Summer salads: an idea with pasta
Ingredients:
- 300 g of uncooked fusilli pasta
- 400 g of cherry tomatoes, cut in half
- 170 g of boiled chickpeas, drain and rinse
- 30 g of arugula
- 1 Persian cucumber, sliced into thin crescents
- 200 g of chopped feta
- 20 g of basil leaves, torn
- 10 g of chopped parsley
- 10 g of chopped mint
- 140 g of toasted pine nuts
- dressing (use the dressing from the second recipe or make it to your taste)
Preparation Comment: Boil pasta according to package directions. Then drain them and mix with a little olive oil. Once they are cool, add the rest of the ingredients. Finally, drizzle with vinaigrette and serve. It is a perfect substitute for the main course.

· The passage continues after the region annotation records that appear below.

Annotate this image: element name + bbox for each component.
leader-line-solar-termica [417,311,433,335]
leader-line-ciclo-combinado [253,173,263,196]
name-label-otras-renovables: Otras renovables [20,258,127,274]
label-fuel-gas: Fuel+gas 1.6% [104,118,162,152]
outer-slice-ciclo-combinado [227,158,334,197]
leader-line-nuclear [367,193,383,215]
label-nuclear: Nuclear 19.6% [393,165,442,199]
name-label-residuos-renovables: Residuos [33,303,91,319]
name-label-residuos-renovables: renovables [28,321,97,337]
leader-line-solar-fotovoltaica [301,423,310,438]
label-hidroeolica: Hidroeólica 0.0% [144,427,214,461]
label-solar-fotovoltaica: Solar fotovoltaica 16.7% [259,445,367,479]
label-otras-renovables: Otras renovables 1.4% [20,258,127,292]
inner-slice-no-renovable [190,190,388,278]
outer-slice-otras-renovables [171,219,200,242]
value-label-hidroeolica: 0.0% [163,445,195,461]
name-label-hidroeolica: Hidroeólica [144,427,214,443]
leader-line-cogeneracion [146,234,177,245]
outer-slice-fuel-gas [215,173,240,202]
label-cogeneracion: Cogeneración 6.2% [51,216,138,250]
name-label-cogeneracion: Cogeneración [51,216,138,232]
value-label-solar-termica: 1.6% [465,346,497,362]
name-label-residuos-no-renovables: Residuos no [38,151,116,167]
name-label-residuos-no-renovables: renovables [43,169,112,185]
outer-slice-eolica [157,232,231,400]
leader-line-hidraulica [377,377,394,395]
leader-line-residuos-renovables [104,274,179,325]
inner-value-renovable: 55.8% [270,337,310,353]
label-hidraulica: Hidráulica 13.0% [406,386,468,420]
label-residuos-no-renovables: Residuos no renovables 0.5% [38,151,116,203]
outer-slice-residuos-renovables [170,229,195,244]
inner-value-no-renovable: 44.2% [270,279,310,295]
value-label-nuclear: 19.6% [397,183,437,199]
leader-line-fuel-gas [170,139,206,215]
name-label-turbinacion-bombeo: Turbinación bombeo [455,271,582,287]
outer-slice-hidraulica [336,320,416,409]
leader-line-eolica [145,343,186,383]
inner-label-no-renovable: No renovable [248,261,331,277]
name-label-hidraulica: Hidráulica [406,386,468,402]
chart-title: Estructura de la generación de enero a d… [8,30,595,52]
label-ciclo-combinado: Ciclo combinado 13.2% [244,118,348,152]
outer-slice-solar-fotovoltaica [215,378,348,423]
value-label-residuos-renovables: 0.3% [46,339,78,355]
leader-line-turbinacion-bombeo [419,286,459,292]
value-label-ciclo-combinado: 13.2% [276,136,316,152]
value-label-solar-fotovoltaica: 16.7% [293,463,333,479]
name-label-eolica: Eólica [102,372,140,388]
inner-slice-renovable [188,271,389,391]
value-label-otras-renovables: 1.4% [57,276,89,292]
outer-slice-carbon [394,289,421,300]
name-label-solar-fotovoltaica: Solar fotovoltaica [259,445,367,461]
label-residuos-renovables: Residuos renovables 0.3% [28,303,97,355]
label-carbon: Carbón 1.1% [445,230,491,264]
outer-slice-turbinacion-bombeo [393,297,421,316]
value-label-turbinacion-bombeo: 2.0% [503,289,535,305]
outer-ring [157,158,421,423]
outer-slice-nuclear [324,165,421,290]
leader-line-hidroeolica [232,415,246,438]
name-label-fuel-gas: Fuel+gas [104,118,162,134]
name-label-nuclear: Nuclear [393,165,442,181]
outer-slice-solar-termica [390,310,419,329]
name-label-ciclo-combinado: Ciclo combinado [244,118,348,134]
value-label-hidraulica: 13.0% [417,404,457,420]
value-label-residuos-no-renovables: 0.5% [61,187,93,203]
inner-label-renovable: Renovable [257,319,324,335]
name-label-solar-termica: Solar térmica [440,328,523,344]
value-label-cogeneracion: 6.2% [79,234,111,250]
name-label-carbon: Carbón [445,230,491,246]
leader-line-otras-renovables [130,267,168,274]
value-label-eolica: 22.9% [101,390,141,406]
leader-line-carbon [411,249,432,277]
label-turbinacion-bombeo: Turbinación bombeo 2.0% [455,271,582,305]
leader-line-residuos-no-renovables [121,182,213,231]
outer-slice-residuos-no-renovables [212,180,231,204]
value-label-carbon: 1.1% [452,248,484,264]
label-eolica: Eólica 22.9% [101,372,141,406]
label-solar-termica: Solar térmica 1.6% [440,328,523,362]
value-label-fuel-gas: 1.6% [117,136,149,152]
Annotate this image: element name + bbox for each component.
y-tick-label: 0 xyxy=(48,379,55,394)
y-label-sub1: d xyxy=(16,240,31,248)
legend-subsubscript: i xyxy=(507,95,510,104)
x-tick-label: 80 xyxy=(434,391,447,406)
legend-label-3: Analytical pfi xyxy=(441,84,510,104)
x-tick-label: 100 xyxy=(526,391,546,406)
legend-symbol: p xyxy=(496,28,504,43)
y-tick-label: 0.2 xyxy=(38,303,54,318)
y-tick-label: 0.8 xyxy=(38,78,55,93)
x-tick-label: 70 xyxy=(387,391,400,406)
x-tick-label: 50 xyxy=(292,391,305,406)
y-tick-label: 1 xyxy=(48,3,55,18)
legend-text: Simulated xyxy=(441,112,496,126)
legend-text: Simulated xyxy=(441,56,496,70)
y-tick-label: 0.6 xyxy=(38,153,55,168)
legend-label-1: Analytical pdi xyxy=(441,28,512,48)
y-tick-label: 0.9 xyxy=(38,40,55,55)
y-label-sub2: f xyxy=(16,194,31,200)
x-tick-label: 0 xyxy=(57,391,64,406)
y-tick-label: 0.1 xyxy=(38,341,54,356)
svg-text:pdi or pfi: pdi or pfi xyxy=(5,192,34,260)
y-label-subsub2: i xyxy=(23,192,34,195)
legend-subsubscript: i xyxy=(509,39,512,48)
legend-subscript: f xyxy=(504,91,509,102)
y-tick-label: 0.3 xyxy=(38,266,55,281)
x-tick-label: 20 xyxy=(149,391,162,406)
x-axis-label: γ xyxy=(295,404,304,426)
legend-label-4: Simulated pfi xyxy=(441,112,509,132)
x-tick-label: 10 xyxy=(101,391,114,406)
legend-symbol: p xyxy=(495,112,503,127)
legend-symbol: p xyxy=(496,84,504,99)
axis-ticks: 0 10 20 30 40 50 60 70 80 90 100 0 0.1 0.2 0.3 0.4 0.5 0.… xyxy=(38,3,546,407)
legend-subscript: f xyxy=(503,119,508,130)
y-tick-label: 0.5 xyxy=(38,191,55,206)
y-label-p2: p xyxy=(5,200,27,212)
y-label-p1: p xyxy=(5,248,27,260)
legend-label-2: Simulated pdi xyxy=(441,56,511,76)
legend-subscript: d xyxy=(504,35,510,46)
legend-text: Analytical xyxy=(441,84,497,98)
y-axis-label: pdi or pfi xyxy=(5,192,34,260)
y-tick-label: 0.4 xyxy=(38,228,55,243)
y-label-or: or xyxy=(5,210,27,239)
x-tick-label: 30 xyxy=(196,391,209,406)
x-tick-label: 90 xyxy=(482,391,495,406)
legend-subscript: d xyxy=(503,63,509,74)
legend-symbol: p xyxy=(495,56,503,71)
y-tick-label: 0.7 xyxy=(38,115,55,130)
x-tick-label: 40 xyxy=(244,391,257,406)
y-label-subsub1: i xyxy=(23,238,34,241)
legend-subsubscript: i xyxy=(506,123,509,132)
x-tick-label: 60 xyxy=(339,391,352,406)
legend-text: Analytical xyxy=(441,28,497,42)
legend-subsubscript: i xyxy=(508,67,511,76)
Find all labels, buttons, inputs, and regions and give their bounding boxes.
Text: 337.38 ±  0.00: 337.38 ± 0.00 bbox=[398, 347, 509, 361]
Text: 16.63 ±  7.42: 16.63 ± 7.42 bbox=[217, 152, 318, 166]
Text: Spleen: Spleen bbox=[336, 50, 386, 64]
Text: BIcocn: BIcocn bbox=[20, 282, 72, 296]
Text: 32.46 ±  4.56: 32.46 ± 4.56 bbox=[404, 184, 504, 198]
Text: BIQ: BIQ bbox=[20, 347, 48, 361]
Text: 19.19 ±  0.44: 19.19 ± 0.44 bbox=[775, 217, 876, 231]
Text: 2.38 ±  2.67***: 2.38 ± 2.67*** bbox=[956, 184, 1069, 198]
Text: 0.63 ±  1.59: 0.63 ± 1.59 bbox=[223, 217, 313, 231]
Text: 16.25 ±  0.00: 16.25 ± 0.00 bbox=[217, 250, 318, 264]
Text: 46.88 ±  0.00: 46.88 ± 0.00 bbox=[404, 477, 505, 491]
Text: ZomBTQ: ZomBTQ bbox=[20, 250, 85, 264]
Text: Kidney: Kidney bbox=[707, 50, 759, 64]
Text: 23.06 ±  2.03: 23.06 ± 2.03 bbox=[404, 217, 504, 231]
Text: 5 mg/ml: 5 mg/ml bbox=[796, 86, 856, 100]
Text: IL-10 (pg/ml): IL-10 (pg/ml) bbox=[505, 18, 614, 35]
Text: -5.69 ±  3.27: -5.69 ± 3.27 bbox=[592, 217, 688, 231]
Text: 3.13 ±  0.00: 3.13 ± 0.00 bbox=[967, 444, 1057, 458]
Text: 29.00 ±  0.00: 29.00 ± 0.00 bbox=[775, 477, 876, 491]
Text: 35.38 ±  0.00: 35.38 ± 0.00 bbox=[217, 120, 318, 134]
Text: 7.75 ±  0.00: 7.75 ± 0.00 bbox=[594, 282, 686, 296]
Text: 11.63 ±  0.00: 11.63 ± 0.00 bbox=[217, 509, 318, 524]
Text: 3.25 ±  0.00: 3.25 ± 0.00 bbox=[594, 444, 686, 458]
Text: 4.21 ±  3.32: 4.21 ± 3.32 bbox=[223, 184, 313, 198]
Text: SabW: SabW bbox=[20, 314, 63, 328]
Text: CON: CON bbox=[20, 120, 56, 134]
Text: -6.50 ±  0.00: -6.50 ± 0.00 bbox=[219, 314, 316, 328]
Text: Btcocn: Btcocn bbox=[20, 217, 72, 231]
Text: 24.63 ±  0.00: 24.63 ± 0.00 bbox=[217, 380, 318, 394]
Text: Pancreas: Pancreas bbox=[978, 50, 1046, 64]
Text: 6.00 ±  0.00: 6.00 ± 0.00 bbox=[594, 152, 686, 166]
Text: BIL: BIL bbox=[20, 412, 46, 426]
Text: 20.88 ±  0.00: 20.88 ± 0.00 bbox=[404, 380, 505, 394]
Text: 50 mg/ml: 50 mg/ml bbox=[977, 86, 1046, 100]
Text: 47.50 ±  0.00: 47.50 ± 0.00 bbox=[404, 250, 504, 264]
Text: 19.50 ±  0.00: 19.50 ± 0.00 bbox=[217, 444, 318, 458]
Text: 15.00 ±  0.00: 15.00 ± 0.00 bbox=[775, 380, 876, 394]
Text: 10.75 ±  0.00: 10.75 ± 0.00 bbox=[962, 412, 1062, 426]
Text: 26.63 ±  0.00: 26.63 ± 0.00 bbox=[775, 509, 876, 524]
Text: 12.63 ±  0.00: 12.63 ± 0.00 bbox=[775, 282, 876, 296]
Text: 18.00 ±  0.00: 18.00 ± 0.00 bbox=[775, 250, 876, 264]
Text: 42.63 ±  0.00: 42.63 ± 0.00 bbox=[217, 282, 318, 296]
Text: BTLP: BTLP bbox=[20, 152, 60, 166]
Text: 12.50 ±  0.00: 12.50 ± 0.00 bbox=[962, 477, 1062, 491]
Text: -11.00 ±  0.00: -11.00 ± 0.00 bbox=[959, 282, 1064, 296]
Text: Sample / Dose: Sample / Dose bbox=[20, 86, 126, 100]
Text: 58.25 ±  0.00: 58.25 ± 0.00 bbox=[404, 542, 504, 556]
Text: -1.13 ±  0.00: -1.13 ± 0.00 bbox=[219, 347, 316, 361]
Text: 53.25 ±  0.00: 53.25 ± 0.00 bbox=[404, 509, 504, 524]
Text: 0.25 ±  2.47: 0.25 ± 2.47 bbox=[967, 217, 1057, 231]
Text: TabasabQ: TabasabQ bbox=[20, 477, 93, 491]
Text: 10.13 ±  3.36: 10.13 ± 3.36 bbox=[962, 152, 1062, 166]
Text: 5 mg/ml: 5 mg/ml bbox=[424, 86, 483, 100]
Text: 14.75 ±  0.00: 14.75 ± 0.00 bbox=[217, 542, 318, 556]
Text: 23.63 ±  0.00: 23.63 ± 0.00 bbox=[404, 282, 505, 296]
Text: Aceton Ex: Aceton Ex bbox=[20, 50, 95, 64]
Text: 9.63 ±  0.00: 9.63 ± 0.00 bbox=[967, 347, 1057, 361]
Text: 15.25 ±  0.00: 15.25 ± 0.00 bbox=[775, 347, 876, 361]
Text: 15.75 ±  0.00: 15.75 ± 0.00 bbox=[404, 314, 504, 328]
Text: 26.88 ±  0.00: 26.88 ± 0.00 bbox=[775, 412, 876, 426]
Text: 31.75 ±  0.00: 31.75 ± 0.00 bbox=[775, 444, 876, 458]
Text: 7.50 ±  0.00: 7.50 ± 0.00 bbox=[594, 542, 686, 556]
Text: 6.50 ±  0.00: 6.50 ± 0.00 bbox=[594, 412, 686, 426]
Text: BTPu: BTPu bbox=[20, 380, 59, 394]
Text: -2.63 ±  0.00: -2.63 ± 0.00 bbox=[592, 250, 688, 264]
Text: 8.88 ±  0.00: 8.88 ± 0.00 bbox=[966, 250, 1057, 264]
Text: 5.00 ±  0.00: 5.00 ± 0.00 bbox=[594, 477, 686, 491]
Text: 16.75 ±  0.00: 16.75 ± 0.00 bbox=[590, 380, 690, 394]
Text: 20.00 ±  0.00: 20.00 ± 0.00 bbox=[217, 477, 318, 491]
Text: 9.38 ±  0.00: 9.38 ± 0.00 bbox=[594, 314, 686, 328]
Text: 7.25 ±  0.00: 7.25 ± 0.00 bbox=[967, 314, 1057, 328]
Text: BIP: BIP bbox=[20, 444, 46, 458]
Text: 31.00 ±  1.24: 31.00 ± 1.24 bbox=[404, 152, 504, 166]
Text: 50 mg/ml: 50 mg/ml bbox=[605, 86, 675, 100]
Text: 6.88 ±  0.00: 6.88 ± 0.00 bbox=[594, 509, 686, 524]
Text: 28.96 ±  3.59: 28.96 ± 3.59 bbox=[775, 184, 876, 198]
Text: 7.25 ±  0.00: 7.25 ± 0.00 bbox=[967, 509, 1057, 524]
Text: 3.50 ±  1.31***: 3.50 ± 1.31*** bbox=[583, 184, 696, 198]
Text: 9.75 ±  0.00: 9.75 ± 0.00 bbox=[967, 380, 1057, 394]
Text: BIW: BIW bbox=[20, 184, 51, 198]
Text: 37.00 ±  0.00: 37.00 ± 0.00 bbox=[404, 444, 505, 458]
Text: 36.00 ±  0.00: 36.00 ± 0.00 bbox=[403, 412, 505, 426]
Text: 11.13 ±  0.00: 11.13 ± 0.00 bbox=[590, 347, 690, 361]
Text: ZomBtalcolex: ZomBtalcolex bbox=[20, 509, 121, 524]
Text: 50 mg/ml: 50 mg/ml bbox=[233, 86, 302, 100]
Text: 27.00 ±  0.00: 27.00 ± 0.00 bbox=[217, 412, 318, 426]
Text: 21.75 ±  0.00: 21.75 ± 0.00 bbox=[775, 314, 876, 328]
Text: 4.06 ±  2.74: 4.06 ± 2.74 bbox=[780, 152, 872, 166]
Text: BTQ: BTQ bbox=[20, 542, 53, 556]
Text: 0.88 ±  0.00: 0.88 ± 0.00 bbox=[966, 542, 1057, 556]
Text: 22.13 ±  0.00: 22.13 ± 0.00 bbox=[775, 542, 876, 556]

Summer Mixed Salads: Cobb Salad
Ingredients:
- 6 slices of bacon
- 1 romaine lettuce
- 2 cooked chicken breasts
- 2 boiled eggs
- 1 large avocado
- 200 g of cherry tomatoes
- 1 red onion
- 100 g of blue cheese (or feta)
- 2 tablespoons of parsley
Cobb Salad Dressing:
- 3 tbsp. balsamic vinegar
- 1 tbsp Dijon mustard
- 1 clove of garlic
- 70 ml of extra virgin olive oil
- 1/4 tsp. salt
- 1/8 teaspoon black pepper
If you’re looking for mixed summer salad ideas, this is one of the best. Gather the ingredients and follow the instructions in the video.